Since I'm a relentless Type-A personality, I have most of the details nailed down for my Florida Spring Train-a-thon '07™ already. However, the thought occurred to me today that, hey, I don't really know what sort of freaky restrictions that the US government has on what you can and can't bring on an airplane.

You see, I am a male. Males know how to "pack light." As such, for a 4-day trip, I will easily be able to take everything I need in one piece of carry-on luggage. However, because the US government is quite clearly nuts, they made up all sorts of stupid rules as to what you're able to bring with you onto the plane.

Remember a few months back, when some guy tried to bring a bunch of liquid explosives on a plane somewhere, and then for a long time you couldn't bring so much as a tube of liquid lip-gloss in a carry-on? Yeah, well, liquid lip-gloss is the least of my worries; what about my sunscreen? I can't keep this skin so Wednesday Addams-white in the Florida sun without a little assistance, you know.

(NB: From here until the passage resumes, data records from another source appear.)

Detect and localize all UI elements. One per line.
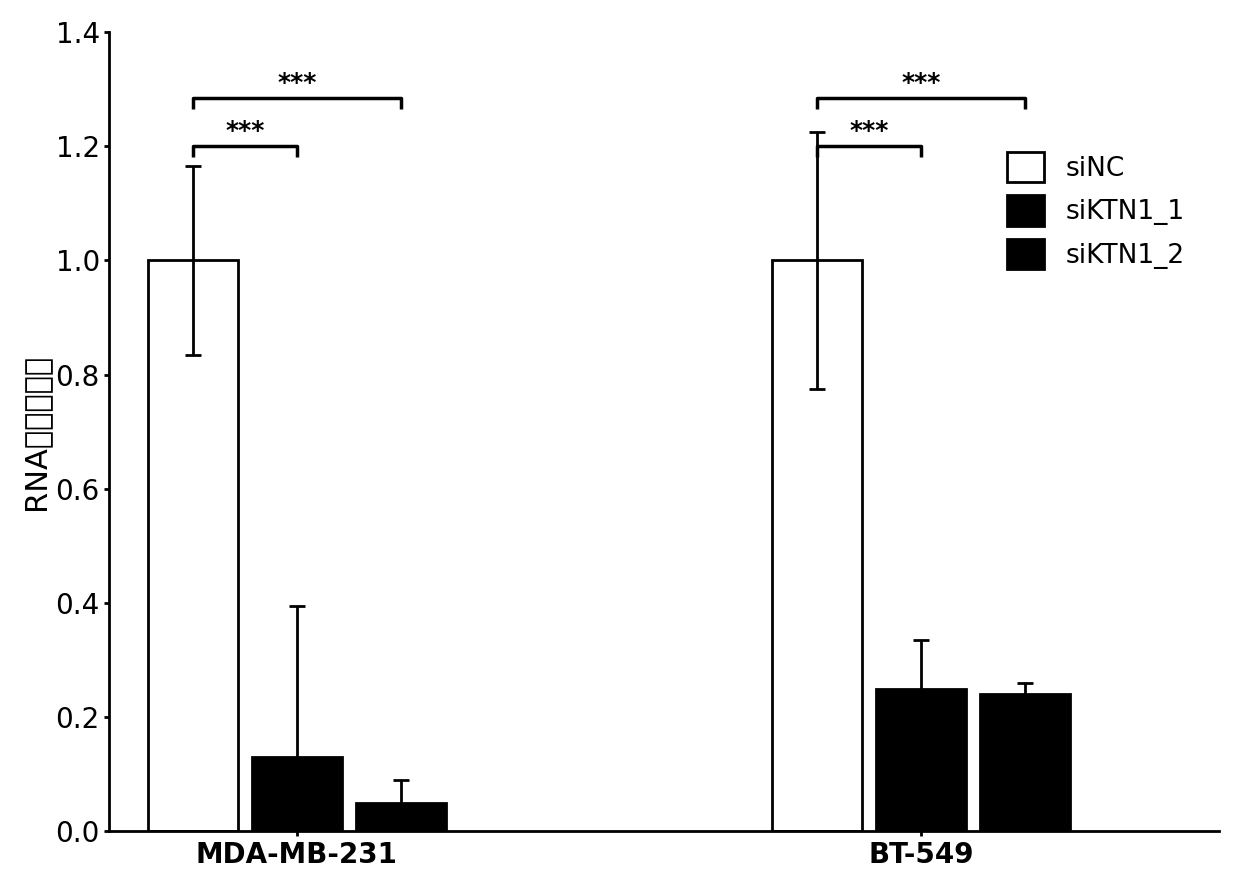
Text: ***: *** [277,70,316,94]
Bar [771,260,862,831]
Text: ***: *** [901,70,941,94]
Bar [980,694,1070,831]
Text: ***: *** [224,119,264,143]
Bar [875,689,966,831]
Legend: siNC, siKTN1_1, siKTN1_2: siNC, siKTN1_1, siKTN1_2 [997,141,1195,280]
Bar [148,260,238,831]
Y-axis label: RNA相对表达量: RNA相对表达量 [21,353,50,510]
Bar [252,757,342,831]
Text: ***: *** [849,119,889,143]
Bar [356,803,446,831]
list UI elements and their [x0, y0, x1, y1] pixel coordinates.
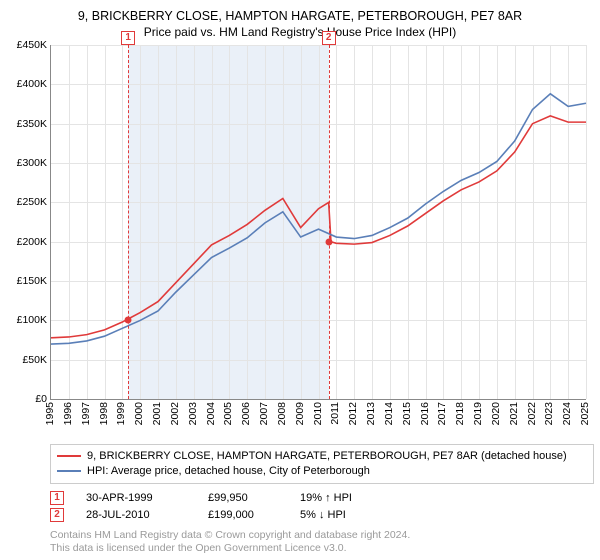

I decided to go straight to the horse's mouth... the "horse" being the US Transportation Security Adminstration, the "mouth" being their website, and "straight" being my sexual orientation. (Sorry boys, this one plays for the Ninety-Percenters.) Just look at all the stupid restrictions on carry-on goods — how am I going to hijack a plane if I can't bring on my spear gun, my brass knuckles and my collection of 11-inch-long, razor-sharp screwdrivers?*

...or maybe that was their plan all along! They want to prevent me from causing another 9/11? Shit, with all the ideas the above-linked website is giving me (like how to smuggle my nunchucks from my checked luggage on board with me during the flight), how can I not want to bring that bird down mid-flight?! I dare say I'm sitting at "half-mast" right now thinking about all the possibilities.

Then again, I don't really fancy being sent to Gitmo for March Break as opposed to taking in the Mets-Tigers game on March 14th, so maybe I'll play by the TSA's stupid rules.

* These are all perfectly fine to carry in your checked luggage, by the way.